Но вопрос заключается как раз в том, должны ли мы верить этому указанию «отца истории» на свой источник. У. Хайдель, наиболее детально занимавшийся этой проблемой и посвятивший ей специальное, довольно обширное исследование[515], решительно отвечает: нет, не должны. Геродот, по его мнению, сознательно вводит в заблуждение читателей, а фактически с египетскими жрецами он не общался и не беседовал.
Для подобного взгляда выставляются следующие основания. Многое во второй книге «Истории» никак нельзя считать исходящим от жрецов, хотя ссылка делается именно на них. Ряд сюжетов, влагаемых Геродотом в их уста, в действительности несут специфически греческий колорит. В особенной степени это касается рассказа о царе Протее, о прибытии в Египет Елены Прекрасной и о Троянской войне (II. 112–119)[516]. Есть и другие примеры, на которых мы еще остановимся ниже.
Как же объяснить это недоразумение? Хайдель указывает[517], что есть точка зрения, согласно которой Геродот был сам введен в заблуждение: его собеседниками были какие-то люди (возможно, полукровки греко-египетского происхождения), которые выдавали себя за жрецов или которых историк ошибочно принял за таковых[518]. Однако это мнение исследователь приводит только для того, чтобы тут же его отвергнуть. Сам он стоит на совершенно иных позициях, которые здесь необходимо кратко очертить.
На самом деле Геродот построил свой египетский логос почти исключительно на информации из сочинения Гекатея Милетского — своего непосредственного предшественника на поприще «служения Клио», ученого, которого Хайдель считает истинным «отцом истории»[519]. Он некритически брал все сведения из Гекатея, попросту переписывал его. А для того, чтобы плагиат остался незамеченным, и заодно для того, чтобы повествование выглядело более авторитетным и убедительным, Геродот выставил в качестве своих информаторов жрецов различных храмов долины Нила.
Гекатей несколько раз упоминается в «Истории» Геродота, в том числе один раз — именно во второй книге и как раз в связи с жрецами. Этот пассаж (II. 143) исключительно важен для проблематики нашей работы, и потому мы приводим его in extenso:
«Когда однажды историк Гекатей во время пребывания в Фивах перечислил жрецам свою родословную (его родоначальник, шестнадцатый предок, по его словам, был богом), тогда жрецы фиванского Зевса поступили с ним так же, как и со мной, хотя я и не рассказывал им своей родословной. Они привели меня в огромное святилище Зевса и показали ряд колоссальных деревянных статуй… Каждый верховный жрец ставил там в храме еще при жизни себе статую. Так вот, жрецы перечисляли и показывали мне все статуи друг за другом: всегда сын жреца следовал за отцом. Так они проходили по порядку, начиная от статуи скончавшегося последним жреца, пока не показали все статуи. И вот, когда Гекатей сослался на свою родословную и в шестнадцатом колене возводил ее к богу, они противопоставили ему свои родословные расчеты и оспаривали происхождение человека от бога. Противопоставляли же они свои расчеты вот как. Каждая из этих вот колоссальных статуй, говорили они, это — "пиромис" и сын пиромиса, пока не показали ему одну за другой 345 колоссальных статуй (и всегда пиромис происходил от пиромиса), но не возводили их происхождения ни к богу, ни к герою. "Пиромис" же по-эллински означает «прекрасный и благородный человек».

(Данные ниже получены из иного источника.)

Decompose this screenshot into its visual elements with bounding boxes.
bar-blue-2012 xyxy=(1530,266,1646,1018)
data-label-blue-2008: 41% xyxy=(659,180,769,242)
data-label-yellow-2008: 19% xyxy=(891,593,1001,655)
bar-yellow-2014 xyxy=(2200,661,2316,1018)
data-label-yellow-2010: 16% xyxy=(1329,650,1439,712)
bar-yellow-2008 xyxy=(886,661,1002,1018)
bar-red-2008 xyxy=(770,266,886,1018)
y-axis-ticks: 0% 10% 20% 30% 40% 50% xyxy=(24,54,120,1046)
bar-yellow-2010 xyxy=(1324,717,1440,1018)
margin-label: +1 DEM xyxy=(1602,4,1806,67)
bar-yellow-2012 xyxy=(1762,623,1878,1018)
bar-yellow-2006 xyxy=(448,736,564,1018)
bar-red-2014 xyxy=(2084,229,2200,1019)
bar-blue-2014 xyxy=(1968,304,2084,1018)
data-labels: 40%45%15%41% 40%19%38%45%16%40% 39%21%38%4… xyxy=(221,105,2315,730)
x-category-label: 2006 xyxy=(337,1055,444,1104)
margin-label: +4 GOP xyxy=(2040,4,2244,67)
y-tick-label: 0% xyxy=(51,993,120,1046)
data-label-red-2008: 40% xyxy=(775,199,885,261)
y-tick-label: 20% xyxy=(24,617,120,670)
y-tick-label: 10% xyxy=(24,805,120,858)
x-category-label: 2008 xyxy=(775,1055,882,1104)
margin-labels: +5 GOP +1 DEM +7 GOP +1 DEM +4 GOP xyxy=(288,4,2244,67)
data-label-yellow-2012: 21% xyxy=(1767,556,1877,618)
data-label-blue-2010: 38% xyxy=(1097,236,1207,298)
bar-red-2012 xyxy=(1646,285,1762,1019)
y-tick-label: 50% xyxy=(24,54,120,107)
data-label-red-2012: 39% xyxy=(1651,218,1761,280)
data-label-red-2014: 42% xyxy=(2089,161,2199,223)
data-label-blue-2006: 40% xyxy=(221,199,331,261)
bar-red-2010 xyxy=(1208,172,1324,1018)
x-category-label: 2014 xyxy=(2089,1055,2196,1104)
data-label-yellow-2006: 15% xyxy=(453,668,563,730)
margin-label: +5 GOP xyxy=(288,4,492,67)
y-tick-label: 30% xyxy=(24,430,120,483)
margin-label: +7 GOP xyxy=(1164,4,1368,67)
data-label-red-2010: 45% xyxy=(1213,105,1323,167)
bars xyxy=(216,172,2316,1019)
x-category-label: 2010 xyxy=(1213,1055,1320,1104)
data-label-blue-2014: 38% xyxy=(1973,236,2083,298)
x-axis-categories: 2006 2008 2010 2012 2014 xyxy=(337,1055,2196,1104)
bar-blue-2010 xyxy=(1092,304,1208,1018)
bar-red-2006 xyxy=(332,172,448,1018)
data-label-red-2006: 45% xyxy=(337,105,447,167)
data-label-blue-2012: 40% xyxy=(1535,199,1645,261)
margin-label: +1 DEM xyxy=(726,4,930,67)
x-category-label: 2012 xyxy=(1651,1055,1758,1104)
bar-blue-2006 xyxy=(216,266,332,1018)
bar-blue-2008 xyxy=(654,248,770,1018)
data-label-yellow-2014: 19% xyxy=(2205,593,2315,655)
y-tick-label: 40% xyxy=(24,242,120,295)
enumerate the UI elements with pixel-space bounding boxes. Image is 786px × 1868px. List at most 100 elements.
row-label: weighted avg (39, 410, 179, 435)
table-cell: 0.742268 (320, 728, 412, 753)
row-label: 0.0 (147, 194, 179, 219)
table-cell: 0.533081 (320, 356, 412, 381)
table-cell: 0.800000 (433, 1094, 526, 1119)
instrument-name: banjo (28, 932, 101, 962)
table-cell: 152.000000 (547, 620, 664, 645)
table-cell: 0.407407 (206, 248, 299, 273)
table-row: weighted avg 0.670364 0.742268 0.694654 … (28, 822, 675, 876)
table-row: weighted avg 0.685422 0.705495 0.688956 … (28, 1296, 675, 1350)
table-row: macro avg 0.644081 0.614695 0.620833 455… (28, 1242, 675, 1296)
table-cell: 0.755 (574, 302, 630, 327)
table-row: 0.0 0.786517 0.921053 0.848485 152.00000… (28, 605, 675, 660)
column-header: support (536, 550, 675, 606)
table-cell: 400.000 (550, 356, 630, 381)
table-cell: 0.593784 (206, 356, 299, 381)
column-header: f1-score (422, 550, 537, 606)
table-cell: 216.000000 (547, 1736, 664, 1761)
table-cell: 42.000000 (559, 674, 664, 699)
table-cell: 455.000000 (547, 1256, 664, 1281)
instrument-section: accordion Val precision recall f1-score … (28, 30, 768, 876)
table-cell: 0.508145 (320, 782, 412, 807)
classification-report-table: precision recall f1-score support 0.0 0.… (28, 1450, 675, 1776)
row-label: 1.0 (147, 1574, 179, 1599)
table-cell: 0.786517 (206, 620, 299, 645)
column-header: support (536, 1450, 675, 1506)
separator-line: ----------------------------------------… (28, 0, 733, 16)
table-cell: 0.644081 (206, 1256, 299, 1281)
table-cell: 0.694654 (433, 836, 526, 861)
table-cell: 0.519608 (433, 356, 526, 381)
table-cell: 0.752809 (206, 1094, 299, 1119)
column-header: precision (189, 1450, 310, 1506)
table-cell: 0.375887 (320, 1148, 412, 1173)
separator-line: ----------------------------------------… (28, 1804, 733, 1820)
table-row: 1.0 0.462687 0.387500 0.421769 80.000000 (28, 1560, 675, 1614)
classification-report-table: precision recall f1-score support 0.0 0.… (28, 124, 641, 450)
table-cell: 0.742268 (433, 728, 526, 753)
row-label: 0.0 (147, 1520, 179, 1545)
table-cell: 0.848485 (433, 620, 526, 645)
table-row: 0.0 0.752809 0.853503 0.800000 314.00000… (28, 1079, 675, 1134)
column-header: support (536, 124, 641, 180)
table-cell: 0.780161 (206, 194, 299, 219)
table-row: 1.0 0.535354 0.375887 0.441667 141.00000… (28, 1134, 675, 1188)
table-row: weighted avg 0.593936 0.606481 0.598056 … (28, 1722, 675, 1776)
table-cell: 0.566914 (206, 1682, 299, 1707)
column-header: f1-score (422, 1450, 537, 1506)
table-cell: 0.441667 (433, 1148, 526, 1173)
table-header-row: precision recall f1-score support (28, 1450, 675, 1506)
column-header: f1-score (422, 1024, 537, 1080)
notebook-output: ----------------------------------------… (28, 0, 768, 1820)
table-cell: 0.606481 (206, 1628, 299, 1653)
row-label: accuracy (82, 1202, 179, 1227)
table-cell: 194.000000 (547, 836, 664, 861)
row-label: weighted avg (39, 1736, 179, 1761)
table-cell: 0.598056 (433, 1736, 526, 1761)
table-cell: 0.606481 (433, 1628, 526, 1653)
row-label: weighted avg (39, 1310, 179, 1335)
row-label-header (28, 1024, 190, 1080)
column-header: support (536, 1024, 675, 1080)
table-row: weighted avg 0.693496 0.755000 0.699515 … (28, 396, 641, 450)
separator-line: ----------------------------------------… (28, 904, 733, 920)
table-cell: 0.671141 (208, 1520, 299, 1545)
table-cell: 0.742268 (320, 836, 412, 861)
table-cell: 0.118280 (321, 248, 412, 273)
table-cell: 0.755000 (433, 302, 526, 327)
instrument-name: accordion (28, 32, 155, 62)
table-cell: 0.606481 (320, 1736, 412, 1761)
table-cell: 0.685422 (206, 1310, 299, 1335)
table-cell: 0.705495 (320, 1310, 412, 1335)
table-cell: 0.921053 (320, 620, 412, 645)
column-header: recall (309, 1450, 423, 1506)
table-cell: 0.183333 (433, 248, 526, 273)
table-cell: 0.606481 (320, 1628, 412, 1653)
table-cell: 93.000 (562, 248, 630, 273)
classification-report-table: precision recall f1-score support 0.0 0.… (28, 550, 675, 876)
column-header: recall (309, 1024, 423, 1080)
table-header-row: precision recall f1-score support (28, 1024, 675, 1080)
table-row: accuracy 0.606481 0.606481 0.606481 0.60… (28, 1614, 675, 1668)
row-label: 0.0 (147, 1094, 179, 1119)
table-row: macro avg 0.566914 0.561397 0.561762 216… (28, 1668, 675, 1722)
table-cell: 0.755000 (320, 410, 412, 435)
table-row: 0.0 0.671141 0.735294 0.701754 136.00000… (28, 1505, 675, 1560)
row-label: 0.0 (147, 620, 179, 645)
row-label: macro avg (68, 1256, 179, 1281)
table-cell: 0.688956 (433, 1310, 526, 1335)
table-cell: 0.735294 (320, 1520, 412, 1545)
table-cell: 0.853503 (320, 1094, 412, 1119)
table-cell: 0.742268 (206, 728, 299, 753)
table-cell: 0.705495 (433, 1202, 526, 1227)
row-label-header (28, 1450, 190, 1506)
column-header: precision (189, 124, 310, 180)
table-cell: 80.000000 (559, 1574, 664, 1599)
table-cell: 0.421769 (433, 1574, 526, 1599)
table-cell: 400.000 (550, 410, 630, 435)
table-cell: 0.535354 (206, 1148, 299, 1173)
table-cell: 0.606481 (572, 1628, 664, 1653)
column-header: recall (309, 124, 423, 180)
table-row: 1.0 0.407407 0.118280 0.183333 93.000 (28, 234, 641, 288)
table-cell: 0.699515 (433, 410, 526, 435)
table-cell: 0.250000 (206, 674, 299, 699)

Безусловно, из данного рассказа однозначно следует, что Геродот был прекрасно знаком с трудом Гекатея (в чем, кстати говоря, никто и не сомневается). Не исключаем даже, что, путешествуя по Египту, галикарнасский историк пользовался произведением историка милетского в качестве своеобразного «путеводителя»[520]. Но какие импликации делает из процитированного эпизода Хайдель? По его мнению[521], сам Геродот, вопреки тому, что он утверждает, вовсе не имел подобной беседы с фиванскими жрецами. Эпизод полностью взят из Гекатея. Но самое интересное в том, что и Гекатей тоже не имел подобной беседы со жрецами, а сочинил ее сам. Зачем ему это понадобилось? Исследователь выстраивает следующую цепь рассуждений.
Гекатей имеет справедливую репутацию автора-рационалиста (с чем никто и не спорит). Поэтому странно было бы, по мнению Хайделя, если бы он действительно верил в собственное (или чье бы то ни было) происхождение от божества. Напротив, именно это расхожее в греческой среде мнение он и хотел оспорить, опровергнуть. Опровержение такого рода на фоне традиционных религиозных воззрений звучало «иконоборчески». Для того, чтобы сделать свою критику мифов более весомой, Гекатей и решил вложить ее в уста по возможности авторитетного источника. В глазах среднего грека египетские жрецы, несомненно, являлись таковыми.
Итак, получаем следующую картину. Гекатей для подкрепления неких своих идей придумал определенный аргумент. Этот аргумент он облек в художественную форму и, дабы придать ему убедительности, дал ложную ссылку на источник (египетских жрецов). Геродот этот выдуманный рассказ у Гекатея переписал, да к одной лжи прибавил вторую: будто бы он сам тоже был свидетелем аналогичного эпизода. Выражаясь без экивоков и называя вещи своими именами, выходит, что перед нами не два выдающихся историка, а два выдающихся враля, а второй из них (Геродот) — к тому же еще и беззастенчивый плагиатор. Спрашивается, какое право в таком случае мы имеем считать их сочинения сколько-нибудь надежными историческими источниками и доверять им в чем бы то ни было? Как говорится, «единожды солгав…».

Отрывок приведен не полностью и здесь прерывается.